Search code examples
pythonurllib2httplib2

Why does this url raise BadStatusLine with httplib2 and urllib2?


Using httplib2 and urllib2, I'm trying to fetch pages from this url, but all of them didn't work out and ended up with this exception.

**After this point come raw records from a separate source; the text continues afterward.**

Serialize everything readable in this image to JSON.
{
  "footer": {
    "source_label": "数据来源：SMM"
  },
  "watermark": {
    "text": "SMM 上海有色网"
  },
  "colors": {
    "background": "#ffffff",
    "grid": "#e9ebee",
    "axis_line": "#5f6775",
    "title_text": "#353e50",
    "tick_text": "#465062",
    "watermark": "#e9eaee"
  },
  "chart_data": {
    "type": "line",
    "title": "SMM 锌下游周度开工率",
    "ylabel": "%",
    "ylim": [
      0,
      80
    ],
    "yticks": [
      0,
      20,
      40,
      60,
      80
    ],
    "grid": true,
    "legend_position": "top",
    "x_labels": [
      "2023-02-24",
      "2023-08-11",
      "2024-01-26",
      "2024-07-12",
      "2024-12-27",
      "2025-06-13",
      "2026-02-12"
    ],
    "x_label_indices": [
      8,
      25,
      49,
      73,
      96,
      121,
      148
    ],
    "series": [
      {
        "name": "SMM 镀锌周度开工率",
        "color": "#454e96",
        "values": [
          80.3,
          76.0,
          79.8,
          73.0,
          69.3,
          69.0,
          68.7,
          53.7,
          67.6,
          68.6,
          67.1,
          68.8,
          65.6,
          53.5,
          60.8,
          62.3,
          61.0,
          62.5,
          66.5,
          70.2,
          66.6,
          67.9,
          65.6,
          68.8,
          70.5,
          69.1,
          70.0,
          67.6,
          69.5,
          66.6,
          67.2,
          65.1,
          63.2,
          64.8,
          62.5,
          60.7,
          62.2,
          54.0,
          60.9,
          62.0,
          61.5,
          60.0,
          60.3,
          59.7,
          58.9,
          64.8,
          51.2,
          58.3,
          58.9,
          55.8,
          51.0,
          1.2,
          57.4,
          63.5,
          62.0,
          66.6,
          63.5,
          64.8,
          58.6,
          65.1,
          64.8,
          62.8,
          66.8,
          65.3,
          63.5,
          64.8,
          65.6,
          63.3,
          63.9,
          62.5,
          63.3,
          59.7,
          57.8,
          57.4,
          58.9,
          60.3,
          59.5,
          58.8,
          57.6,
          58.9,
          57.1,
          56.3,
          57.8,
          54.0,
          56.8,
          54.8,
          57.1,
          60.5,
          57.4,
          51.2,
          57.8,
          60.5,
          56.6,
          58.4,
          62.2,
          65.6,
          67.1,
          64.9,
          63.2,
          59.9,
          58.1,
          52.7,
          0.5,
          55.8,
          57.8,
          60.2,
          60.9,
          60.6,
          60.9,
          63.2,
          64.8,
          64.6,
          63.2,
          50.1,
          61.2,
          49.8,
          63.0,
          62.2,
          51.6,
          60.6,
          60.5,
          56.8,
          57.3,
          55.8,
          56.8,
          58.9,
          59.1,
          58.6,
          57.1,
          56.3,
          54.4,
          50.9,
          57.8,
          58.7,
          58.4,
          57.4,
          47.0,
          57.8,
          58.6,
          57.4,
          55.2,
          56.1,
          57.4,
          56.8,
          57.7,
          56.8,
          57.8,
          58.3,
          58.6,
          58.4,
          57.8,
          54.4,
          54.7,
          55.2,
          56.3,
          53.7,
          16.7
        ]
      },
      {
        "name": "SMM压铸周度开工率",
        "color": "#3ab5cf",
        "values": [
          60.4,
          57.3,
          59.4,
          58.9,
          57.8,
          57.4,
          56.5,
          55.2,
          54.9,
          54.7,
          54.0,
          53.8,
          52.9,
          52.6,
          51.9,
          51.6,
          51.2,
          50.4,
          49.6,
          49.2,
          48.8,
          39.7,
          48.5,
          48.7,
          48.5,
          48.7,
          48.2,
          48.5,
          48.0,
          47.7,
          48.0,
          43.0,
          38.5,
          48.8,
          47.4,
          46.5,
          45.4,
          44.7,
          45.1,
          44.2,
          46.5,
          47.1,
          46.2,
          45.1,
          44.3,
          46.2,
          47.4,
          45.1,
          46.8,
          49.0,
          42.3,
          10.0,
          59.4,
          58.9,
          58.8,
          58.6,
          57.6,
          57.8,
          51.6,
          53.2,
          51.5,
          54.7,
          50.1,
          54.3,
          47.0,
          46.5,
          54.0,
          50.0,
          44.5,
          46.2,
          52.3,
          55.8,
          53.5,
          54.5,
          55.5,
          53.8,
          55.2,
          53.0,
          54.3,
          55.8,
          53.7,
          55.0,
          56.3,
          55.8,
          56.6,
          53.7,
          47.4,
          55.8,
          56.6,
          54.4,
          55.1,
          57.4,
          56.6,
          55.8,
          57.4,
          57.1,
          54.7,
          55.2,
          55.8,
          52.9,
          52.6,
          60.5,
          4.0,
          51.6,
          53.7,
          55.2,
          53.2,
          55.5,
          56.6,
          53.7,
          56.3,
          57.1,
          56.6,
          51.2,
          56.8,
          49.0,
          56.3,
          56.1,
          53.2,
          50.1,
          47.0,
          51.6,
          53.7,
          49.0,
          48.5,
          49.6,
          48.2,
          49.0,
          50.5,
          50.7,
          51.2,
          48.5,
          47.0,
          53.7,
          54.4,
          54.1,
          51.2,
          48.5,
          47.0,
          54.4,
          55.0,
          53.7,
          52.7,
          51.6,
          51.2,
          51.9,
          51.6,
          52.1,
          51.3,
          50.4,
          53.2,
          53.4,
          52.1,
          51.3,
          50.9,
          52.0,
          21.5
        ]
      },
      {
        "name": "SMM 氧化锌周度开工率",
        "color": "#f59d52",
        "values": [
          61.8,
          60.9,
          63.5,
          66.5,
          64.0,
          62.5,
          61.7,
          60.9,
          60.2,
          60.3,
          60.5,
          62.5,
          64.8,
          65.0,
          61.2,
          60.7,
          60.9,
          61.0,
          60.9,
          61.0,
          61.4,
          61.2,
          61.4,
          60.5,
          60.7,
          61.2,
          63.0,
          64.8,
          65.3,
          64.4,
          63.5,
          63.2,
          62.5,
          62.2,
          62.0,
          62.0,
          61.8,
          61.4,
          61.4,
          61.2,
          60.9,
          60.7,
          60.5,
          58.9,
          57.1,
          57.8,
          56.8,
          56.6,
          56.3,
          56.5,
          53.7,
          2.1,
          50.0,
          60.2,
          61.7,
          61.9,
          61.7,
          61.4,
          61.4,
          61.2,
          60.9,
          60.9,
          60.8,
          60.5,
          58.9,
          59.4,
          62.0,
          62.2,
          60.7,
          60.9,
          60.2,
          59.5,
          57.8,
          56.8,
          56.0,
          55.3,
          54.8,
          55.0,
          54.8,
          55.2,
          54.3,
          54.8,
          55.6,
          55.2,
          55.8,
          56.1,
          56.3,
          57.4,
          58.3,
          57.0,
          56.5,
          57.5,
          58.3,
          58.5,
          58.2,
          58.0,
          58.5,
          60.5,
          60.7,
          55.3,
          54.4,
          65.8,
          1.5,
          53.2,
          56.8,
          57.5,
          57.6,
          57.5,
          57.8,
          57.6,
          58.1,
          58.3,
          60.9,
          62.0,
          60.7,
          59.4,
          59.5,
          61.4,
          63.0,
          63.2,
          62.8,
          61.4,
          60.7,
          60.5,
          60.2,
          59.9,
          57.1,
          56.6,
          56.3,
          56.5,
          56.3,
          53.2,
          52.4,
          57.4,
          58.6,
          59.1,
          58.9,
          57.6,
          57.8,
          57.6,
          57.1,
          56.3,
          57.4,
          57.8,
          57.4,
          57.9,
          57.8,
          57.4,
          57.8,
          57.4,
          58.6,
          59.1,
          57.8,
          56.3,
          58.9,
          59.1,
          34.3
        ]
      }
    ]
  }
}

content = conn.request(uri="http://www.zdnet.co.kr/news/news_print.asp?artice_id=20110727092902")
Traceback (most recent call last):
  File "<stdin>", line 1, in <module>
  File "/usr/lib/python2.7/dist-packages/httplib2/__init__.py", line 1129, in request
    (response, content) = self._request(conn, authority, uri, request_uri, method, body, headers, redirections, cachekey)
  File "/usr/lib/python2.7/dist-packages/httplib2/__init__.py", line 901, in _request
    (response, content) = self._conn_request(conn, request_uri, method, body, headers)
  File "/usr/lib/python2.7/dist-packages/httplib2/__init__.py", line 871, in _conn_request
    response = conn.getresponse()
  File "/usr/lib/python2.7/httplib.py", line 1027, in getresponse
    response.begin()
  File "/usr/lib/python2.7/httplib.py", line 407, in begin
    version, status, reason = self._read_status()
  File "/usr/lib/python2.7/httplib.py", line 371, in _read_status
    raise BadStatusLine(line)

HTTP header was like this

http://www.zdnet.co.kr/news/news_print.asp?artice_id=20110727092902

GET /news/news_print.asp?artice_id=20110727092902 HTTP/1.1
Host: www.zdnet.co.kr
User-Agent: Mozilla/5.0 (Windows NT 5.1; rv:10.0.1) Gecko/20100101 Firefox/10.0.1
Accept: text/html,application/xhtml+xml,application/xml;q=0.9,*/*;q=0.8
Accept-Language: ko-kr,ko;q=0.8,en-us;q=0.5,en;q=0.3
Accept-Encoding: gzip, deflate
Connection: keep-alive
Cookie: RMID=7d83495d4f336fe0; __utma=37206251.1552605885.1328771258.1328771258.1329070845.2; __utmz=37206251.1328771258.1.1.utmcsr=(direct)|utmccn=(direct)|utmcmd=(none); ASPSESSIONIDCSQCQTDD=BCLEHPPDEPHEBJDLCFNDMKDN; __utmc=37206251; ASPSESSIONIDSSQCQQCB=MJPLMOJAFPDFCLONCANBIKHN; _EXEN=2
X-FireLogger: 1.2

HTTP/1.1 200 OK
Date: Mon, 13 Feb 2012 18:02:56 GMT
Content-Length: 19158
Content-Type: text/html;charset=UTF-8; Charset=UTF-8
Set-Cookie: ASPSESSIONIDSQSDQRDB=NGAIFHKAGDIOGEMANAOLLKKF; path=/
Cache-Control: private

Any clue?


Solution

  • This works fine for me:

    import urllib2
    
    opener = urllib2.build_opener()
    
    headers = {
      'User-Agent': 'Mozilla/5.0 (Windows NT 5.1; rv:10.0.1) Gecko/20100101 Firefox/10.0.1',
    }
    
    opener.addheaders = headers.items()
    response = opener.open("http://www.zdnet.co.kr/news/news_print.asp?artice_id=20110727092902")
    
    print response.headers
    print response.read()
    

    The website discards all requests that occur without a User-Agent string.